I also heard from innovative local leaders and saw the music, arts, and cultural pillars that community members were proud of. During the summit, we traveled to a handful of locations for similar experiences: to Hinds Community College in Utica that evening, to Indianola and the B.B. King museum the next day, and to the Smith Robertson Museum and Cultural Center in Jackson. In each place I felt the sense of the connection to the past and a hope for a brighter future that I’d noticed that afternoon in Utica.
Every experience felt like an exchange; of ideas, of culture, and of those intangible but meaningful aspects like a smile and an interest in a stranger’s story. I met artists, funders, government officials and other researchers and economic developers like myself. In my “homeroom” I made friends with someone from a state arts agency, a member of an ensemble-owned theater company, a national researcher who’d lived in 12 different places, and a black farmer from Vermont. Each story I heard was like a thread woven into my understanding of a diverse and ever-changing rural America—and that perspective brings clarity and meaning to the less tangible policies and programs I work on in DC.

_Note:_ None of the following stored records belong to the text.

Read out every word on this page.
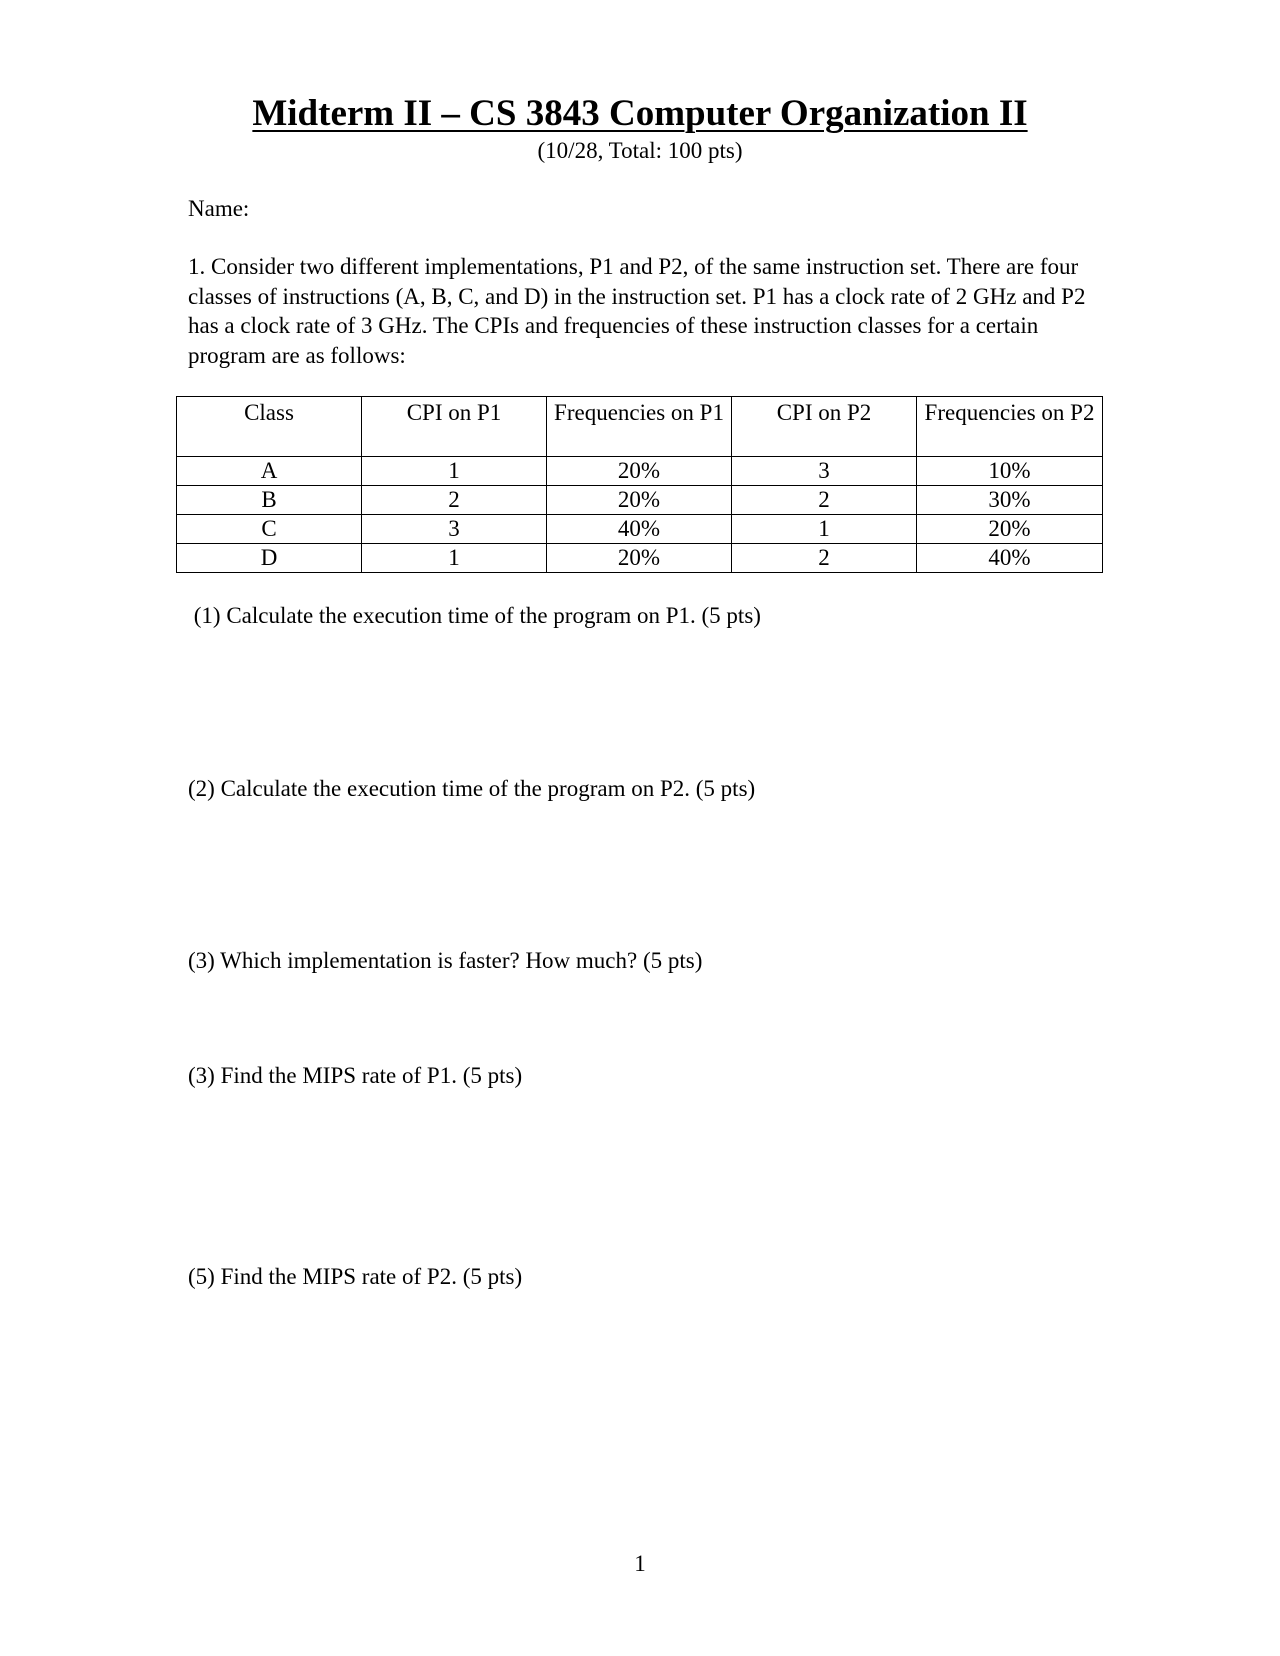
Midterm II – CS 3843 Computer Organization II
(10/28, Total: 100 pts)
Name:

1. Consider two different implementations, P1 and P2, of the same instruction set. There are four classes of instructions (A, B, C, and D) in the instruction set. P1 has a clock rate of 2 GHz and P2 has a clock rate of 3 GHz. The CPIs and frequencies of these instruction classes for a certain program are as follows:

Class	CPI on P1	Frequencies on P1	CPI on P2	Frequencies on P2
A	1	20%	3	10%
B	2	20%	2	30%
C	3	40%	1	20%
D	1	20%	2	40%

(1) Calculate the execution time of the program on P1. (5 pts)

(2) Calculate the execution time of the program on P2. (5 pts)

(3) Which implementation is faster? How much? (5 pts)

(3) Find the MIPS rate of P1. (5 pts)

(5) Find the MIPS rate of P2. (5 pts)

1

It got me thinking more about my own work and the work we are setting out to do with the Citizens’ Institute on Rural Design (CIRD). Being surrounded by artists and community leaders across rural America affirmed the meaning of a citizens’ institute. To me, I think that the neighborly-ness I saw from everyone I met that week strengthened what it means to have a program designed for citizens of rural towns—we’re going to take care of each other. There is so much creativity within rural spaces, and people looking for a boost up so that they can turn around and lend a hand as well. Our CEO David Lipsetz said it best; “Communities lead, CIRD supports, and together we use design to find solutions that work for you.” I’ve left the summit feeling inspired, grounded, and more excited than ever to spread the word about our call for applications that is open until July 22.

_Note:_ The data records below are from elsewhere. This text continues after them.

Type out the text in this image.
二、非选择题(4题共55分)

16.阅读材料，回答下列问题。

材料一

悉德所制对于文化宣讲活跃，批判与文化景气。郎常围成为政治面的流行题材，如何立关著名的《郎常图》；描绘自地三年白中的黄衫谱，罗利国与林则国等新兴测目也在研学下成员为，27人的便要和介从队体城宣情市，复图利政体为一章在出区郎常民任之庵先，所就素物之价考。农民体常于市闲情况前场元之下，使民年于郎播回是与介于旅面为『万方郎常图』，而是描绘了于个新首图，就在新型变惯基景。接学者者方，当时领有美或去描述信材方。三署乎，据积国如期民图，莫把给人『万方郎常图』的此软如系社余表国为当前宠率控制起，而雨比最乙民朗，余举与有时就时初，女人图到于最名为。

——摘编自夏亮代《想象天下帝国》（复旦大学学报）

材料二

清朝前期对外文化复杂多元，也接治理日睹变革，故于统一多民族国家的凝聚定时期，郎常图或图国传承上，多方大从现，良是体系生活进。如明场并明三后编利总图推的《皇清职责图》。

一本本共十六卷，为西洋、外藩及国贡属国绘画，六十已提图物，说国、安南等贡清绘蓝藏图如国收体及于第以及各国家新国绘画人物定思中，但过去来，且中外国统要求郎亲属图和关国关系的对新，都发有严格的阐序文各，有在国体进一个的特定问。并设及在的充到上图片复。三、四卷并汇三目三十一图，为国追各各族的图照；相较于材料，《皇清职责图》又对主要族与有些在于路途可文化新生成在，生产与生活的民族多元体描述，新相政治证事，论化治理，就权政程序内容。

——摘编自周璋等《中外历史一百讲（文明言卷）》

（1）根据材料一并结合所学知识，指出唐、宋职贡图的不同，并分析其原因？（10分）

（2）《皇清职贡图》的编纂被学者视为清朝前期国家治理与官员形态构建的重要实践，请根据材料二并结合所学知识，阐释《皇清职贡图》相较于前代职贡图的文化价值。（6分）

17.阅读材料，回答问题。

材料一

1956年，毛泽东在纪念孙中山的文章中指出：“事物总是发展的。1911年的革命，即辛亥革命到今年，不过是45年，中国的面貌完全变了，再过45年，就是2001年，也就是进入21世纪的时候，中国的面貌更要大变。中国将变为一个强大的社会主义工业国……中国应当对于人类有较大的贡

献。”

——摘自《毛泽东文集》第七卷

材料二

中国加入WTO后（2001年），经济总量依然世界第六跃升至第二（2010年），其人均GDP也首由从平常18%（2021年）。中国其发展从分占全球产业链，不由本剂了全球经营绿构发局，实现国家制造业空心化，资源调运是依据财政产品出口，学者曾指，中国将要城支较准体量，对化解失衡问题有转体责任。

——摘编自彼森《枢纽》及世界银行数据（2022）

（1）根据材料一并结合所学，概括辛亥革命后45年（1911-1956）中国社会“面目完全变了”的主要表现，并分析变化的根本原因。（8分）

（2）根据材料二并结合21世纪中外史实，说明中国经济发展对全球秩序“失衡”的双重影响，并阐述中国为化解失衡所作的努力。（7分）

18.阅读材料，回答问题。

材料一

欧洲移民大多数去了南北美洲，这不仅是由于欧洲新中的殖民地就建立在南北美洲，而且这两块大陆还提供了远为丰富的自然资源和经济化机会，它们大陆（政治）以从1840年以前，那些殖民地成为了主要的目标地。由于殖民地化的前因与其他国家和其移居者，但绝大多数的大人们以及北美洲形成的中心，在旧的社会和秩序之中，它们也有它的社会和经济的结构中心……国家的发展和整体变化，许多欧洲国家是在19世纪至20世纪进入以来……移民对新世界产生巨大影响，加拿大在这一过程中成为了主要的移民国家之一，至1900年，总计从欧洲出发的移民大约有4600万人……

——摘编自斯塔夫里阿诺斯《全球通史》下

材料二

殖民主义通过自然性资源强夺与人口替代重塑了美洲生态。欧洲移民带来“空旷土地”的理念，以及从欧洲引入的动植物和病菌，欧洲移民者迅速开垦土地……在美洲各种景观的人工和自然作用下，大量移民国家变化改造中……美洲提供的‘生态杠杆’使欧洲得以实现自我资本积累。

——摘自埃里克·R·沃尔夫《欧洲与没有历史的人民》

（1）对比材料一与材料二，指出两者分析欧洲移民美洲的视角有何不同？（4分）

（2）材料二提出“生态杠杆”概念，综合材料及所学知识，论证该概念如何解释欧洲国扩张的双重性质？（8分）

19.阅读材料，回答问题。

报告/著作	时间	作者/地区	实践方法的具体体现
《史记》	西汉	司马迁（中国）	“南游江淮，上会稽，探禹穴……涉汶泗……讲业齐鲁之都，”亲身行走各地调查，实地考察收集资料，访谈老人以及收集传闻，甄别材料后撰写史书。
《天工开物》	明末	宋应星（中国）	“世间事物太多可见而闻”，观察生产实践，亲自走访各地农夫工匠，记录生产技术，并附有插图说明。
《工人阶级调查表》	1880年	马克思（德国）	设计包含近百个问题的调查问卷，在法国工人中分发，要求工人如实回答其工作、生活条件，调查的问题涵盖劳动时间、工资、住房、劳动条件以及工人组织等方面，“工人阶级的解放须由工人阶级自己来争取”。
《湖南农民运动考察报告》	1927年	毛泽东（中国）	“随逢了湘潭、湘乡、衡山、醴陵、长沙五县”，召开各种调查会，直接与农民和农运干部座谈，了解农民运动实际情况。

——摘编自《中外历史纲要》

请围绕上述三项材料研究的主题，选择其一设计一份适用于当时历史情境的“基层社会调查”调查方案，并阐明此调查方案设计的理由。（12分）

The summit made clear that there’s more work to be done: only 2 percent of arts philanthropy serves rural places. There are still vast gaps of understanding about rural places and people by institutions in the rest of the country, whether they’re philanthropic, political, or financial; and oftentimes they’re widening that 2% gap. In additions to challenges of geography, rural economies need to push for inclusivity and stand firmly on the side of equity. In HAC’s work with CIRD, we’re intentional about including communities of persistent poverty, tribal nations, and communities of color. We know the odds for minorities, low-income communities, and places far from the nearest metropolitan center: and we are fighting all the harder because of it.

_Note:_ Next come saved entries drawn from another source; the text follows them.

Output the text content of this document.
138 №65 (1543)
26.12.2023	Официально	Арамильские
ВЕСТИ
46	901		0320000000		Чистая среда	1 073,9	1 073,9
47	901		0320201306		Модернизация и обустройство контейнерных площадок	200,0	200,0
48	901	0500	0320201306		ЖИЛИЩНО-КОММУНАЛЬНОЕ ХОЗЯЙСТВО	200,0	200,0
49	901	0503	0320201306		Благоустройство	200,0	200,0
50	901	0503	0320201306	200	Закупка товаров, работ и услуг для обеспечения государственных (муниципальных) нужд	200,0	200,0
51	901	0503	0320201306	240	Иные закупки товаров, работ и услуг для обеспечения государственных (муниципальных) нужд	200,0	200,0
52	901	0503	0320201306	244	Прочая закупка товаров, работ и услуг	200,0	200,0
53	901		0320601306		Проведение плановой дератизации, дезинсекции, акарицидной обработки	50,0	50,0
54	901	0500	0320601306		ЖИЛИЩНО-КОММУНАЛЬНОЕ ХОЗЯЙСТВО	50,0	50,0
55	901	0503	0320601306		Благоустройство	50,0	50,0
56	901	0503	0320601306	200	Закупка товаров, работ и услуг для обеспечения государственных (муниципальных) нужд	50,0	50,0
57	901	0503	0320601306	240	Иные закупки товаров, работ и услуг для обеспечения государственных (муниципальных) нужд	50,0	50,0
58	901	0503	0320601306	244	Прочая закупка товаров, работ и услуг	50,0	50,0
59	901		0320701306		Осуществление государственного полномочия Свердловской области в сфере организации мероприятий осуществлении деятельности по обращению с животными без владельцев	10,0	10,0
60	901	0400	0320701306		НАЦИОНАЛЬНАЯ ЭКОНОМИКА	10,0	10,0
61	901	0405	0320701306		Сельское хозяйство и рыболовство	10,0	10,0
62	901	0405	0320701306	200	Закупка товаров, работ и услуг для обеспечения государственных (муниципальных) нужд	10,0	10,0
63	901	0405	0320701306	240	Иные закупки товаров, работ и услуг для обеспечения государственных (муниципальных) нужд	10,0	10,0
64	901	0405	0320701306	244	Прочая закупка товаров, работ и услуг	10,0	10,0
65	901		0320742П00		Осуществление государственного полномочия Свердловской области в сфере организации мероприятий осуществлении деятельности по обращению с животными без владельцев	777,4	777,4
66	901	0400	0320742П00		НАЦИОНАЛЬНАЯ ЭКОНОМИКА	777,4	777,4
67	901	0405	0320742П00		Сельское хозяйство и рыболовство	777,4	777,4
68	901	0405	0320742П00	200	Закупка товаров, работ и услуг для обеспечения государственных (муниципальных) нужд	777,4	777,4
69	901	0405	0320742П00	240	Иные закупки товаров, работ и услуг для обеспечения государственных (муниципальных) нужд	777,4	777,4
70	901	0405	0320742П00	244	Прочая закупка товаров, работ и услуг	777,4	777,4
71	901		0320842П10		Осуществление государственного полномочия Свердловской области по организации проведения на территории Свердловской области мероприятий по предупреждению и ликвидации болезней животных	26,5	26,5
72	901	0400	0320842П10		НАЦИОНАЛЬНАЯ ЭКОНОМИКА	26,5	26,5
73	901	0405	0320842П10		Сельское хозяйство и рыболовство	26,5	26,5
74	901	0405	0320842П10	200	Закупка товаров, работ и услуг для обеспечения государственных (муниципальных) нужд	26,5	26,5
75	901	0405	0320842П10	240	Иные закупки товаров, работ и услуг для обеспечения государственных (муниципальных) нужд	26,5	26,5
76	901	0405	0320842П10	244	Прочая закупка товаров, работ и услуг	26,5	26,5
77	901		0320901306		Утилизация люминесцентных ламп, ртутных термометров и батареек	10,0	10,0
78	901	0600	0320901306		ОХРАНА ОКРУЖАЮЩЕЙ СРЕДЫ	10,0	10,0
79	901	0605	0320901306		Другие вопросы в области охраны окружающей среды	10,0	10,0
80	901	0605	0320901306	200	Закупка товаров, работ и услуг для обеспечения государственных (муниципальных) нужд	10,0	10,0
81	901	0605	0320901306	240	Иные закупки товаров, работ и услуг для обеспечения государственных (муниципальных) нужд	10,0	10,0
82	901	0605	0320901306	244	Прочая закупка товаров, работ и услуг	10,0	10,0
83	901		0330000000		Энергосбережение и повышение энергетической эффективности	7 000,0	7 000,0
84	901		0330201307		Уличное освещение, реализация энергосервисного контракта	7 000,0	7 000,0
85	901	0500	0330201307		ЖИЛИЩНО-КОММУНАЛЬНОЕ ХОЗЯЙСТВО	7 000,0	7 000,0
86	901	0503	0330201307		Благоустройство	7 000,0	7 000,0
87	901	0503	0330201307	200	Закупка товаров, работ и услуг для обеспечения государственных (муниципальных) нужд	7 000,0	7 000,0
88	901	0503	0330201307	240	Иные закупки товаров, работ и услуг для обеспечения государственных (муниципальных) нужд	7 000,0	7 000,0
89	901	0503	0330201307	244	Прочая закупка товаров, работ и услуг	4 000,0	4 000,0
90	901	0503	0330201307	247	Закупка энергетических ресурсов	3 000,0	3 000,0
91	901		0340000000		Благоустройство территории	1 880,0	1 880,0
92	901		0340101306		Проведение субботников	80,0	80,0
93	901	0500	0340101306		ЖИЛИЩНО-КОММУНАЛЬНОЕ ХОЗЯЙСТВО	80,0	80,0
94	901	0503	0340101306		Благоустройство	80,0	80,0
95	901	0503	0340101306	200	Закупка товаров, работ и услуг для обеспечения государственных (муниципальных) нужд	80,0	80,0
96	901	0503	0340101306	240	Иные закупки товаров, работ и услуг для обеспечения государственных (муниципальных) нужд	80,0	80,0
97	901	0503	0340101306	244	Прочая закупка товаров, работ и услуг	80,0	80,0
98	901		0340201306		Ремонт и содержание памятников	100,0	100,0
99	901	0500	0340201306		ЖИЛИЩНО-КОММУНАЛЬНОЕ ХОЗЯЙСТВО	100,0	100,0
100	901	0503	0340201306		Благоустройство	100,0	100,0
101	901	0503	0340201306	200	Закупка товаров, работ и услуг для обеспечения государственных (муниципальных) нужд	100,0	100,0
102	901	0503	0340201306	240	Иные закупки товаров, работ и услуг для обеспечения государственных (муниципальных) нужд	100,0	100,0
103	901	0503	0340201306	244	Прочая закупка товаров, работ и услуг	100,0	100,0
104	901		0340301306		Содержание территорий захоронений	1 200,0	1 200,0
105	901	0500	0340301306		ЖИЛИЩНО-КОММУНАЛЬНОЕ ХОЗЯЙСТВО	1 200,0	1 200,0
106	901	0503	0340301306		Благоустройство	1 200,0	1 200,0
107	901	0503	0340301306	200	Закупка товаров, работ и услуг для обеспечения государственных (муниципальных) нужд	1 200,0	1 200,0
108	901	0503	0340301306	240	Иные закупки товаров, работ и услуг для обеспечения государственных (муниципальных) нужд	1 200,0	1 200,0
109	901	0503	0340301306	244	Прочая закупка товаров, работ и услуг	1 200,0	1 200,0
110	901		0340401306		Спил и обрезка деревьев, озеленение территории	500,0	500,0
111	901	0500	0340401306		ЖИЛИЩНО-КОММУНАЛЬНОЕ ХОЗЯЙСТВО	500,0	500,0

The last day’s capstone was a discussion under the shade of Spanish moss at historic Tugaloo College, where we began looking forward, cementing relationships along the way. For me, I reflected with pride on the open applications for Citizens’ Institute on Rural Design, knowing that there are communities out there with similar stories and that I may play a role in telling them. I want more rural towns to feel supported and empowered to shape the built environment around them, to create, and to move forward while remembering their past. I could not be more excited to meet you all.
I’d like to thank ArtPlace, Rural Generation, and all the organizers of the event. I cannot wait to share more in the work you do.